Pesante settimana a Piazza Affari, respinta per la terza volta dalla resistenza a 22.300 di FtseMib; l’apertura del Wto ai dazi americani sui molti prodotti europei è stato un fulmine a ciel sereno, proprio perché può incidere, se non si troverà presto un accordo, su un’economia continentale fragile.

La discesa sotto il supporto di breve dei 21.500 indebolisce la struttura di fondo rialzista, ma ancora non ne compromette l’esistenza, tuttavia la tenuta settimana prossima del supporto di medio a 21.000 sarà fondamentale, anche per non invalidare il testa e spalle rialzista presente sul grafico.

Segnali di ripresa quindi solo con una chiusura sopra 21.500, anche se in questo momento il target di breve rimarrebbe ancorato al triplo massimo formatosi in area 22.300.

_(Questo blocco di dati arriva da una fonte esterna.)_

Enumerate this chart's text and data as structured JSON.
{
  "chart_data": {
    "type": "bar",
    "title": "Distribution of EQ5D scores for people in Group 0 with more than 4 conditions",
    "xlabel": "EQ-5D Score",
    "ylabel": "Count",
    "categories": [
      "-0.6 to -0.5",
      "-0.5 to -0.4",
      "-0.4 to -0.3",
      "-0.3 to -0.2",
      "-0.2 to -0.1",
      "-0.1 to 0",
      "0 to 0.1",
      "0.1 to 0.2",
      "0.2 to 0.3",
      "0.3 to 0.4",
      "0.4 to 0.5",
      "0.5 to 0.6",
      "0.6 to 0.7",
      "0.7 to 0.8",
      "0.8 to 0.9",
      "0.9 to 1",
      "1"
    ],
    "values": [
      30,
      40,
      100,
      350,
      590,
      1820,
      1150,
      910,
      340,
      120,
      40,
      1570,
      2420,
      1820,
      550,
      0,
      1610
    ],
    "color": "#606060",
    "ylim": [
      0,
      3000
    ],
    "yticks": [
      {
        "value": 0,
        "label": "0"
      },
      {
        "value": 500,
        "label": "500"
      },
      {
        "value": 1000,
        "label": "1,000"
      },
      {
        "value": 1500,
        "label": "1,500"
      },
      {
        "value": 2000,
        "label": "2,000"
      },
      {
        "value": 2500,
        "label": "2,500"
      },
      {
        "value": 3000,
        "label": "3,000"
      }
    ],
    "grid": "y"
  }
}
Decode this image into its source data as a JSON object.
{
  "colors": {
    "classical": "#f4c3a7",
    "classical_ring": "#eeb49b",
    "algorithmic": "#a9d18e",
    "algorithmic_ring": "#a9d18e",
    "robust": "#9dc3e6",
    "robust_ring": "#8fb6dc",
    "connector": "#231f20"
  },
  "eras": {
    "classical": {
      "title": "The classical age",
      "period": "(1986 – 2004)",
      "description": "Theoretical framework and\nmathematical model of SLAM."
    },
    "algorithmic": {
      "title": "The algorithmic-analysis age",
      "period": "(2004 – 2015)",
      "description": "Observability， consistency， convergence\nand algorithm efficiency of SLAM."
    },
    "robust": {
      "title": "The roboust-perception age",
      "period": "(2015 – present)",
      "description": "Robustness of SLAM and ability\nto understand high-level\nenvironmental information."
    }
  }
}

Decisamente negativa invece un’eventuale chiusura sotto 21.000; riaprirebbe scenari preoccupante su molti titoli con la possibilità, considerata ancora remota, di rivedere i 20.000 punti di FtseMib.

Chiusa la parte trading come da programma in area 22.300, per chi non fosse già rientrato sui 21.500, può incrementare le posizioni rialziste a questi valori, fissando però uno stoploss direttamente sull’indice a quota 20.800.